The Dhaka-based Centre for Governance Studies stated in a report on Monday that 593 incidents of enforced disappearance were reported between 2009 and 2021.
The CGS analysed 71 cases and stated that 11 of them were politicians and businessmen, while eight others were students.
Ain O Salish Kendra executive director Nur Khan Liton said that families of disappearance victims suffer terribly as they hardly know where to go to seek justice, remain confused about whether to hold a prayer for an alive or dead person and cannot inherit the wealth of a missing person.
He said that the family members lost their faith in the law enforcement agencies due to their role following the report of each case of disappearance in the past decade and more.
As alleged by his family members, Imam Mahady Hasan Dollar, 30, a fish trader from Mymensingh district, became a victim of disappearance on November 6, 2021, when he was dragged into a microbus and brought to Dhaka.
In a press conference later, his family alleged that the last location of his mobile was near the Rapid Action Battalion office in Uttara.
His family members on Monday said he returned home on Saturday, 10 months after his disappearance, but remained silent about his whereabouts during the period of his disappearance.
‘He is still traumatised.
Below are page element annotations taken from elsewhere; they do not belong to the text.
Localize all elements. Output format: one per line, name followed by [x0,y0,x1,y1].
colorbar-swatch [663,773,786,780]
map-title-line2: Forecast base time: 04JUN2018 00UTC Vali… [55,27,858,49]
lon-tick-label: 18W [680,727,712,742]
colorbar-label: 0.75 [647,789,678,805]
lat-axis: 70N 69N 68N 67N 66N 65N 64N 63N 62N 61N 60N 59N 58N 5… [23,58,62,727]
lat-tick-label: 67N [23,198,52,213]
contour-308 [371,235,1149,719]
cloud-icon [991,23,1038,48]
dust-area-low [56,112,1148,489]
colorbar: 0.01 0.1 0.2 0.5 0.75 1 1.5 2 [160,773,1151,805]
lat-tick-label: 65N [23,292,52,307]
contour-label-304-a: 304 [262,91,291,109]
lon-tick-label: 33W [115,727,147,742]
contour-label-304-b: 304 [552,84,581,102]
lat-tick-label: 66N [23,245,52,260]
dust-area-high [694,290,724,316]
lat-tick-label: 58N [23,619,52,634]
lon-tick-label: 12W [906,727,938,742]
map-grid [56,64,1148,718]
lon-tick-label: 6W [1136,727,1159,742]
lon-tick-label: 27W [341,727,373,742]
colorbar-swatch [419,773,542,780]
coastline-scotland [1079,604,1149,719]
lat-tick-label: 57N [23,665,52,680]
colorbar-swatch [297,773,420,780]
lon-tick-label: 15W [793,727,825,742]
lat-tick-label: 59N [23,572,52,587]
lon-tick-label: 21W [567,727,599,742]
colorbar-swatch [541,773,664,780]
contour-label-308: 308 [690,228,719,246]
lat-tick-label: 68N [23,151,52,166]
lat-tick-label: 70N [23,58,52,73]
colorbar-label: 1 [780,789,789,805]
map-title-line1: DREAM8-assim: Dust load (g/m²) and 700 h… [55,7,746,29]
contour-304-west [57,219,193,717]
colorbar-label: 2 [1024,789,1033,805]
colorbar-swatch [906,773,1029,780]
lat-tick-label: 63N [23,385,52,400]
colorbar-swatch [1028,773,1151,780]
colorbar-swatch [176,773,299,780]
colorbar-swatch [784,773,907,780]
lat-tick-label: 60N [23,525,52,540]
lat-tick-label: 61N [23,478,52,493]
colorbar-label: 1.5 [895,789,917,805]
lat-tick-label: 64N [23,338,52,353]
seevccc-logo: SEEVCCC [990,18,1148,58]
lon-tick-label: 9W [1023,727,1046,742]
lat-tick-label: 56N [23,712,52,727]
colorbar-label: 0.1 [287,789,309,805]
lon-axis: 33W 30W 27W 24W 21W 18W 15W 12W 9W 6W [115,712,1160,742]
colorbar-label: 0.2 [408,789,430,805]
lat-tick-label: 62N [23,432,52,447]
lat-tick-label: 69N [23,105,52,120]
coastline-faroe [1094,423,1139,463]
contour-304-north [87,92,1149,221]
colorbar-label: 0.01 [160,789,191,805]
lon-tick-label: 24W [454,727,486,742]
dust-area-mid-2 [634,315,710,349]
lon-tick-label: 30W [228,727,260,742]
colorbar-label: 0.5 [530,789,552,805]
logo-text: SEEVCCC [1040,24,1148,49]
We do not know where he was,’ Imam’s wife Mumta Hana Pinkey told New Age.
The outgoing United Nations human rights high commissioner, Michelle Bachelet, during her visit to Bangladesh on August 17, said that the Bangladesh government should acknowledge the allegations of enforced disappearances and extrajudicial killings and investigate them impartially.
Home minister Asaduzzaman Khan disputed the allegations of human rights abuses in Bangladesh and said many went into hiding due to business losses, family feuds, or to avoid the justice system.
On Monday, the International Federation for Human Rights, the Asian Federation Against Involuntary Disappearances, Mayer Daak, and Odhikar said in a joint statement that the Bangladeshi government has consistently denied all cases of enforced disappearance, despite evidence and reports corroborating claims by the families of the disappeared that their loved ones were taken by security forces.
The statement said enforced disappearances have been used as a tool to curb criticism against the government and create a climate of fear.
They also urged the Bangladesh authorities to set up an independent mechanism to investigate all cases of enforced disappearances to hold all perpetrators accountable and ratify the International Convention for the Protection of All Persons from Enforced Disappearance.
Mizanur Rahman, a former chairman of the National Human Rights Commission, found investigation into the disappearance difficult as it left hardly any evidence when state agencies were involved.
He was critical of Michelle Bachelet for not raising the issue of enforced disappearance in her final press conference in Geneva on August 25, as her silence, Mizanur believed, would reduce the scope for public discussion on enforced disappearance.